In fact, 11 states have bills before their legislatures in an attempt to do just that.

As reported earlier, a bill has already been introduced requiring the Ohio General Assembly to approve any expenditures by a state agency in support of the Patient Protection and Affordable Care Act (HB 11); and the Ohio Project continues to gather signatures on its petition.

Perhaps a sounder and more efficient strategy would be for the Ohio General Assembly to pass an act similar to the one introduced in those 11 states.


Chris Taus said...

The fact that trial judges are political appointees gives the decision even less meaning, especially when the judge rules exactly how you would expect. Barring a death or retirement of one of the conservative justices on the Supreme Court, the healthcare mandate will come down to Anthony Kennedy, and its fate is no more decided today than it was yesterday.

Anonymous said...

"Perhaps a sounder and more efficient strategy would be for the Ohio General Assembly to pass an act similar to the one introduced in those 11 states."

In the works. Press conference was scheduled this morning in Columbus but wonder if weather might have postponed? Keep eye on 1851 Center website and/or Ohio Liberty Council.

Anonymous said...

Here ya go!


The Ohio Project also has statement posted on FB.

Barga said...

Here's the thing, I think that the court will find that this is an allowed action on Congress. If growing your own wheat for your own use is interstate commerce, then healthcare clearly is (right or wrong, this is how i see the court ruling)

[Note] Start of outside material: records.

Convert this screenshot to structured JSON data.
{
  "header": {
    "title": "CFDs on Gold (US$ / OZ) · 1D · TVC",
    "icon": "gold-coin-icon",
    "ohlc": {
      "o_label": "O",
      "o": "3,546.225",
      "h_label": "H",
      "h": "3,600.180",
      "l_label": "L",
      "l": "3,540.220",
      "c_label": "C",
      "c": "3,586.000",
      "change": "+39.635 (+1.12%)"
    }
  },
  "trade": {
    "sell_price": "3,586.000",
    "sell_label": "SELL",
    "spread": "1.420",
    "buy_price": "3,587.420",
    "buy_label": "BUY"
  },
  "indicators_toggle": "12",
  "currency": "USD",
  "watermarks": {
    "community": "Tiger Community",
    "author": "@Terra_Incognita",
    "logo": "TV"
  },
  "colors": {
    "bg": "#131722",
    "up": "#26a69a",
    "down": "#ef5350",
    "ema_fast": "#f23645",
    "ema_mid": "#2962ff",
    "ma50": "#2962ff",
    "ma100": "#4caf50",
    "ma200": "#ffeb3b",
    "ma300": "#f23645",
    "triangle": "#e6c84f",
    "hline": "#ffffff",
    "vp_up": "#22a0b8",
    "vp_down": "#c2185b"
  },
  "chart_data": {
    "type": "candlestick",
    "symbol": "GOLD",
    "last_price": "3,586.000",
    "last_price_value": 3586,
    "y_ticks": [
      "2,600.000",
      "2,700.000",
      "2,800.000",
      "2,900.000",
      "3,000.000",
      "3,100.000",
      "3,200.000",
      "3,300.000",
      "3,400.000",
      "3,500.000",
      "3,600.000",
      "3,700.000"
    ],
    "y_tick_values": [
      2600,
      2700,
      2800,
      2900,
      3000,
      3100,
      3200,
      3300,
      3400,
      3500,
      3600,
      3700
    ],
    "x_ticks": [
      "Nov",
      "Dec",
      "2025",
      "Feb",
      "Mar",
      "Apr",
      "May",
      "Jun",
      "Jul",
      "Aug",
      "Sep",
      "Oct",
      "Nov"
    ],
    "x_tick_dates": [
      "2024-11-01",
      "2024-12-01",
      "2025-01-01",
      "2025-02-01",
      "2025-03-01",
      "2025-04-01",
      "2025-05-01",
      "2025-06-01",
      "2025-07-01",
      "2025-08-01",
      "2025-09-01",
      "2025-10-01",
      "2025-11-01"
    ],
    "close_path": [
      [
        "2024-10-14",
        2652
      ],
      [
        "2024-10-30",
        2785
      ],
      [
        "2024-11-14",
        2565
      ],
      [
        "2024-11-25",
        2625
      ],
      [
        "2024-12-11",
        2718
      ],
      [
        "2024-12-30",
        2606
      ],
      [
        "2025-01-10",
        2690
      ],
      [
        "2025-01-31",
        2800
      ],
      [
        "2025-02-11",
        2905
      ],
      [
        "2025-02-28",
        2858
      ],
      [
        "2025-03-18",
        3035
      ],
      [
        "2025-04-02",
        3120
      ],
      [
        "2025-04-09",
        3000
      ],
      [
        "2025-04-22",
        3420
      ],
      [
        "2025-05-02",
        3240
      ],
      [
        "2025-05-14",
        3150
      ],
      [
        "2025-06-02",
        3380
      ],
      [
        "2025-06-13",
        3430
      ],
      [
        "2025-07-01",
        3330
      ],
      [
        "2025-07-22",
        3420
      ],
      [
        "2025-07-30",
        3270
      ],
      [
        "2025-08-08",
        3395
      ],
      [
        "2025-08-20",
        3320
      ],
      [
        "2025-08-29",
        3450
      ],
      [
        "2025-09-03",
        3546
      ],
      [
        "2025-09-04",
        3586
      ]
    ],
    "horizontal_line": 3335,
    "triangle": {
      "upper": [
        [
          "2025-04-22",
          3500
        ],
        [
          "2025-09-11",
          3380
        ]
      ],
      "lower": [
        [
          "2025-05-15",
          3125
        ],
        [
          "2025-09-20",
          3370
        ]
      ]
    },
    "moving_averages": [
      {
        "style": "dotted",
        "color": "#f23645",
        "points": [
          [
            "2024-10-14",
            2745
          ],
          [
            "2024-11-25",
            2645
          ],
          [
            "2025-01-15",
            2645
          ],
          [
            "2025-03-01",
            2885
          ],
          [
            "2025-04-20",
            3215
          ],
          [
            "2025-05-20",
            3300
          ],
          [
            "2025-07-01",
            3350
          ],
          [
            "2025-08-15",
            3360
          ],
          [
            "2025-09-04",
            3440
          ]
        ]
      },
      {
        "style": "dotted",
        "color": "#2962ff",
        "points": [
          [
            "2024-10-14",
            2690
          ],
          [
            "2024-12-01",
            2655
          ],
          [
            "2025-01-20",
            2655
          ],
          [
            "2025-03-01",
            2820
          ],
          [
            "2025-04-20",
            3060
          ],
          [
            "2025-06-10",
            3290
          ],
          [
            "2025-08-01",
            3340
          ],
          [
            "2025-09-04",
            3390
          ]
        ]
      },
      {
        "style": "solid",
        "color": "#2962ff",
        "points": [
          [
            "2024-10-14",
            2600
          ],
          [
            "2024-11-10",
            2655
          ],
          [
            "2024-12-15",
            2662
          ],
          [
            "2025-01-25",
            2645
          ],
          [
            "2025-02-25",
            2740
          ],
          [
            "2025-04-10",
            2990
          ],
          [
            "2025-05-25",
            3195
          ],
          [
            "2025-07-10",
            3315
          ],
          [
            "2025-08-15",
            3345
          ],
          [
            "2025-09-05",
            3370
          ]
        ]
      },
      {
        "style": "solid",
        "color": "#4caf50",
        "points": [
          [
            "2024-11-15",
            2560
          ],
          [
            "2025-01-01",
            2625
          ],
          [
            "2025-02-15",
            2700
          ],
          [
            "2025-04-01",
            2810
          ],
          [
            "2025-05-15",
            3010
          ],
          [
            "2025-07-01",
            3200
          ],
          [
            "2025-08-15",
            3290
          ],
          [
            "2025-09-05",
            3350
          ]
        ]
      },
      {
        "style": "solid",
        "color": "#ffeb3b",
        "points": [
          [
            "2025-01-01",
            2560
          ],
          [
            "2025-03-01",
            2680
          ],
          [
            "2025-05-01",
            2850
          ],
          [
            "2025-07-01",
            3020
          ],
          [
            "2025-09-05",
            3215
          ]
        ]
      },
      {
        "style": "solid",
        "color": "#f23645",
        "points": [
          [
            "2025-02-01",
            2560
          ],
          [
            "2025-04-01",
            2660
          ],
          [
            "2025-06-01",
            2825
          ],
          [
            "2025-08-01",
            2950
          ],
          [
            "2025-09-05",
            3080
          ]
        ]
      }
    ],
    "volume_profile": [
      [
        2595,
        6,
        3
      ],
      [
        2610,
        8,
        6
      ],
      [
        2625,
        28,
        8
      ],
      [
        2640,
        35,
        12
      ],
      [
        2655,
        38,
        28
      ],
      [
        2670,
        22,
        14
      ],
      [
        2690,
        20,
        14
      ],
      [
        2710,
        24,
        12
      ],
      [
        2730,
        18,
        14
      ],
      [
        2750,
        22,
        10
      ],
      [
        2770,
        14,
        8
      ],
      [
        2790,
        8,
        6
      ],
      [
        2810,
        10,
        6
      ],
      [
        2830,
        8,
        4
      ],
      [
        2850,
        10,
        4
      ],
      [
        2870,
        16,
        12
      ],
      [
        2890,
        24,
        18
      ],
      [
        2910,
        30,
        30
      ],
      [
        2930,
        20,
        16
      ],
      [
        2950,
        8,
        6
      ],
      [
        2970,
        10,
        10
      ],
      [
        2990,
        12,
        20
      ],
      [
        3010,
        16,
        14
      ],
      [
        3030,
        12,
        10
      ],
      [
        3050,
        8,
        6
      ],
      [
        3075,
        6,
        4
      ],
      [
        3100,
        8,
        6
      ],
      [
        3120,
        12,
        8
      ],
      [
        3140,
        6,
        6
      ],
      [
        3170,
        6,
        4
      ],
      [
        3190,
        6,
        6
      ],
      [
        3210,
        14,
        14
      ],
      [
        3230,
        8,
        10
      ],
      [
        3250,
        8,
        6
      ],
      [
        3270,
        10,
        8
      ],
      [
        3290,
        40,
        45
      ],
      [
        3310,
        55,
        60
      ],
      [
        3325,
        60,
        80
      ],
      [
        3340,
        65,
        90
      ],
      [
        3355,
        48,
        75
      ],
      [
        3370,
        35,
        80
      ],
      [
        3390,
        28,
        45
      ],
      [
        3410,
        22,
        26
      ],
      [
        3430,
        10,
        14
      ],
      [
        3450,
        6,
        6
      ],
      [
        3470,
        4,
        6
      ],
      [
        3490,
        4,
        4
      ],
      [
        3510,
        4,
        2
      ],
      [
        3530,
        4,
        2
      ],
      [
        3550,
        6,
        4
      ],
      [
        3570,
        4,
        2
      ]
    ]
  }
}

Furthermore, I don't really see how nulification could work. While an argument over the right of it is interesting, the court has made it clear that the state's dont have the right to do that (see several cases prior to the 1860s, most after are clear cause of that war thingy)

Harold Thomas said...


You are looking at nullification from the perspective of the American legal system and normal legal procedure. From that perspective, you are correct; and there are many reasons why a court, especially a federal court, would not want to uphold the right of nullification.

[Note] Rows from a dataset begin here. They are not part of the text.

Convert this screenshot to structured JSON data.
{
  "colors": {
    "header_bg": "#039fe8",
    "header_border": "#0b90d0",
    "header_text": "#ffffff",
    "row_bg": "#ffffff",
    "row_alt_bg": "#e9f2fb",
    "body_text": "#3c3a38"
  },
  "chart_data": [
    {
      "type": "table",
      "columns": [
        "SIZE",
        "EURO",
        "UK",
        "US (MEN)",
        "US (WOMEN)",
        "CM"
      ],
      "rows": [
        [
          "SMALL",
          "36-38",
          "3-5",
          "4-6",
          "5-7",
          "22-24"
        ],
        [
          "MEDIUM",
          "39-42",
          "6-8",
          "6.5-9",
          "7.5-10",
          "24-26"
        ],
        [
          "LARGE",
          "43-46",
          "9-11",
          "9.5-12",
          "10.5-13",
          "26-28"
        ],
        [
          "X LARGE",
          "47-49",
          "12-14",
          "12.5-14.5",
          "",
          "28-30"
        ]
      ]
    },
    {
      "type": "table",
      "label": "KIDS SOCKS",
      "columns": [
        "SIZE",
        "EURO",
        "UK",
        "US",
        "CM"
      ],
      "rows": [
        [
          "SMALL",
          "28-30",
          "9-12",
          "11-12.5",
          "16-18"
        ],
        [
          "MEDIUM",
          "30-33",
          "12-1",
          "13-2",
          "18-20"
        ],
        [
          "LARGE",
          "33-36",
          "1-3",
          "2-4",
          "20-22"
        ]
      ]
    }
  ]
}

Nullification respects the rule of law, but is an extraordinary legal procedure. The Constitutional Convention itself is an example of a situation which respected the rule of law, but which was outside the legal system as it was understood at the time. You will recall from history that the legal process in 1787 would only admit of amendments to the Articles of Confederation.

I suggest that there is a continuum: Normal legal process on one end, followed by nullification and secession, with the right of revolution on the other end. Nullification is a state's recourse when the court system has persistently failed to consider the state's Constitutional rights. If nullification persistently fails, then the state may proceed to declare its independence. And God help us all if we have to resort to the right of revolution (as witnessed by recent events in Tunisia and Egypt). Nullification and secession respect the rule of law, by following accepted legislative and electoral procedures. Revolution is completely outside the law, and should only be resorted to in the most desperate circumstances.

To completely reject nullification and secession as acceptable options is to say that the states, as states, have no rights not granted to them by the federal government. This is completely contrary to what the Founding Fathers intended.

I wish we could turn this thing around by electing a more libertarian Congress and President, who would appoint more libertarian judges. But the experience of the last 80 years has shown that our political system is so corrupted that we cannot depend on the normal legal process to make the necessary changes.

Nullification and secession are safety valves that in this country should ensure that revolution will not be necessary.